Brazil Introduces PrEP Pill to Combat HIV


Graphic by Samuel Kim

Janet Song and Samuel Kim

In response to the sudden rise of HIV cases, Brazil is offering a new drug to prevent infection of the disease among its citizens.


Brazil is now the first Latin American country to introduce Truvada, a pill part of the PrEP (pre-exposure prophylaxis) treatment method. Through a deal with American drug manufacturer Gilead Science, the Brazilian Health Ministry will distribute the pill to thirty five public health clinics in twenty two cities, at the cost of 75 cents per dose. That is only a small portion of its cost in the United States, where $1600 makes up a month’s supply.

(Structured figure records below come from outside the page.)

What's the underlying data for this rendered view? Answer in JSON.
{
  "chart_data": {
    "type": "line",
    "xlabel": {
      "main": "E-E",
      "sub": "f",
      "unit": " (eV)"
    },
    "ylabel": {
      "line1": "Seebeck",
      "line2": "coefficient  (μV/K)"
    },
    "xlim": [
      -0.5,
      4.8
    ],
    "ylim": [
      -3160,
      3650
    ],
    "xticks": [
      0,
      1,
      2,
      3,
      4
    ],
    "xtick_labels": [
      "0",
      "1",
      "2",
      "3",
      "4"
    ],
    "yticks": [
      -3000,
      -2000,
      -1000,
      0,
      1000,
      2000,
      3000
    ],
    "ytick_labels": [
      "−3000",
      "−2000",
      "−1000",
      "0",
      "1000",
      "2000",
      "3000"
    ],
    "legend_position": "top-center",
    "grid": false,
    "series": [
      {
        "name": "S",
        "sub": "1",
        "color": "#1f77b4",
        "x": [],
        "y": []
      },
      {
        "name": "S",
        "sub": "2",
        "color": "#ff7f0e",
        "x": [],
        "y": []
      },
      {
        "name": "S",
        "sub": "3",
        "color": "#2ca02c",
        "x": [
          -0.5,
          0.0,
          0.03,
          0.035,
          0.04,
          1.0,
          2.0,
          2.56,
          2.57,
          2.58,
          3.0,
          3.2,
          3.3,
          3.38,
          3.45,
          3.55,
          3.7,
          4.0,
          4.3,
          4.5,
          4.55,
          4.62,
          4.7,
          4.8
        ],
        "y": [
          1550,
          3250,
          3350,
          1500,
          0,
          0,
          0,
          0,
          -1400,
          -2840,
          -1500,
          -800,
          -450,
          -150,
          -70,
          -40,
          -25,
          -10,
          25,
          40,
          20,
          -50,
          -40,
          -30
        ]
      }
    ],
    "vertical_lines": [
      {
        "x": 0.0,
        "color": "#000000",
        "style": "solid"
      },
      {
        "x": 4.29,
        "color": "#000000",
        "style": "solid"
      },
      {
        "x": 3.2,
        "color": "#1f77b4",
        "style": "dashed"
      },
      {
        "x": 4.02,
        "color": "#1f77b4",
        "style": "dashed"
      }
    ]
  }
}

The drug’s arrival in Brazil offers new hope in its HIV crisis, particularly with the rise of cases among young men and other high-risk groups. PrEP medicines will be available to eligible demographics, including prostitutes, transgender individuals, gay men, and people with partners that have HIV.


Experts say the benefits of the pill will be that unlike condoms, it doesn’t require a partner’s consent, allowing users to be in full control of their own health. The drug’s availability, as officials hope, will encourage Brazilians to input HIV protection into their daily routines.


However, critics argue that the amount of medication is simply inadequate for Brazil’s population and barely helps the urban population of the country. Although the 3.6 million pills the Brazilian government purchased may seem substantial, in reality only 26,000 people can be adequately treated with such amounts of medication.


Nevertheless, there are Brazilians that have expressed hope and are relieved that the government is taking a greater role in resolving this public health crisis. The Brazilian government’s initiative in the HIV/AIDS epidemic aims to head towards the right direction. However, much remains to be seen regarding HIV’s future in Brazil.